I think the technology is about 80% there. To my eye, the graphics and performance are the same as running the game locally.
Provided you have a good internet connection, if you could just run a AAA game off of your crummy computer or tv, why would you buy an expensive graphics card? It is definitely where things are going.
You can't just have a "good" internet connection. For some games the difference between 30ms and 100ms latency is a great experience vs being almost unplayable. This is not exaggeration, this is fact and millions of gamers who actually measure their ping will tell you the same.

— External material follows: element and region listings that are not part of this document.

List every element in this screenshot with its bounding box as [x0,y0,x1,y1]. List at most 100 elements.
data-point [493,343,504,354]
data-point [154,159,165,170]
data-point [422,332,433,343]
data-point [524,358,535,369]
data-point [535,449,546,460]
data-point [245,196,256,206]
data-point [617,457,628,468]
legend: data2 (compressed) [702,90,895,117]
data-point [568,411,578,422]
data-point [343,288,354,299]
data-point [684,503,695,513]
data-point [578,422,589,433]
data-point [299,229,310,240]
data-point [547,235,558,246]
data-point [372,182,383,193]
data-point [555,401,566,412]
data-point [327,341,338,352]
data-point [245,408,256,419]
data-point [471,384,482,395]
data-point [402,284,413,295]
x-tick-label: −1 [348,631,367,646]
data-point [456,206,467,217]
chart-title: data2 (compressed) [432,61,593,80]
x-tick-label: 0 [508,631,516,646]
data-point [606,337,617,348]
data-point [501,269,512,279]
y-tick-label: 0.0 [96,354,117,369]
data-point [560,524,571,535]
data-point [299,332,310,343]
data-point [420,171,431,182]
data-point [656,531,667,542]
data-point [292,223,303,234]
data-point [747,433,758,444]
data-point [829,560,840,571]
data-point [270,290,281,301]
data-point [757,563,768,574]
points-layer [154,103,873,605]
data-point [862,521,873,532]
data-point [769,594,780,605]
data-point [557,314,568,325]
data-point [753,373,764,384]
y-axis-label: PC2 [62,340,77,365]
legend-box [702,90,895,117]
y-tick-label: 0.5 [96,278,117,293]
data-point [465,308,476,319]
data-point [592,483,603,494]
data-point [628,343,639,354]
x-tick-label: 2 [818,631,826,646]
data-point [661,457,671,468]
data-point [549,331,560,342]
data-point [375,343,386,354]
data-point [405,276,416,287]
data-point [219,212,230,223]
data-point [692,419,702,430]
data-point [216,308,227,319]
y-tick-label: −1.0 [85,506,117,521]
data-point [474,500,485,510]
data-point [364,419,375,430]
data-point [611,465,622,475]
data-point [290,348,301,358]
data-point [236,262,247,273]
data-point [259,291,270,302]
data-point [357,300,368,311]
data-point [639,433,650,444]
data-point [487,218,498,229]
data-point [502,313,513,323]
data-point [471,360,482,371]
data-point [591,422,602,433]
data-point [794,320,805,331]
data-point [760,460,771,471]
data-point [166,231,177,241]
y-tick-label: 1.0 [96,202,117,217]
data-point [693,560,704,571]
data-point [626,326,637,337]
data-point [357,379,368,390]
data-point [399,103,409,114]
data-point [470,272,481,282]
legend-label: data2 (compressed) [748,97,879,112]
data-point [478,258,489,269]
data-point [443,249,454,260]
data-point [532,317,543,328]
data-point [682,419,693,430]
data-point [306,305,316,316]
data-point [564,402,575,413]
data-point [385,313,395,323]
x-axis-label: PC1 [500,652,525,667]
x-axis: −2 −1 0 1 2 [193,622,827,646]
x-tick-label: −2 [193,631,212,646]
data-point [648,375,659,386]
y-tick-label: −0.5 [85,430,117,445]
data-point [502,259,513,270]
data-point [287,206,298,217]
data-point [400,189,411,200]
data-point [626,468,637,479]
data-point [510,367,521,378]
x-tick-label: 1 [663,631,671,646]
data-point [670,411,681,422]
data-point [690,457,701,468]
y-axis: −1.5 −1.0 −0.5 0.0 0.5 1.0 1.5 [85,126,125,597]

The latency between peripheral input and visual feedback is much more important than the latency between a game client and server. The servers have all sorts of mitigation strategies to compensate. For inputs, it’s all on the human. Which feels bad.
> The servers have all sorts of mitigation strategies to compensate.
I haven't seen any papers where cloud gaming servers implement rollback logic on your inputs in behalf of the game developer.
Even assuming games that do support native rollback, most rollback netcode implicitly considers you're local to your game client, not in some relay box 7 frames or more in the past.
I was talking about clients and servers in the classic setup, not for cloud gaming. My parent was talking about game ping and I was pointing out that cloud services are even more sensitive since you’re not interacting with the game client locally.
The latency between a peripheral input and the visual feedback includes that latency between the client and server in a streaming scenario. The TV isn't smart enough to implement rollback netcode for every game.
Rocket League is an extremely twitchy game, especially in 1s. Several of the best 1s players in the world were playing from KSA for years on well over 100 ping. They were winning tournaments without a single loss against players on single-digit ping.
I think there's still a market for what you're describing, but in terms of players and revenue it seems like competitive multiplayer titles that don't require particularly beefy hardware and where network latency is especially important have become what's most popular and profitable.
For example looking at September's games by MAUs[1], #6, #10 and #17 seem like good fits for cloud gaming, but the rest seem like a bad fit for cloud with fairly benign recommended hardware and latency sensitivity. Developers seem to be aware and willing to target fairly modest hardware specs for these titles as well. For example the new CoD's recommended GPU requirements is a 1070 and previous game was a 1060, which matches up with Steam hardware surveys.[2]
Provided you have a good internet connection, if you could just run a AAA game off of your crummy computer or tv, why would you buy an expensive graphics card? It is definitely where things are going.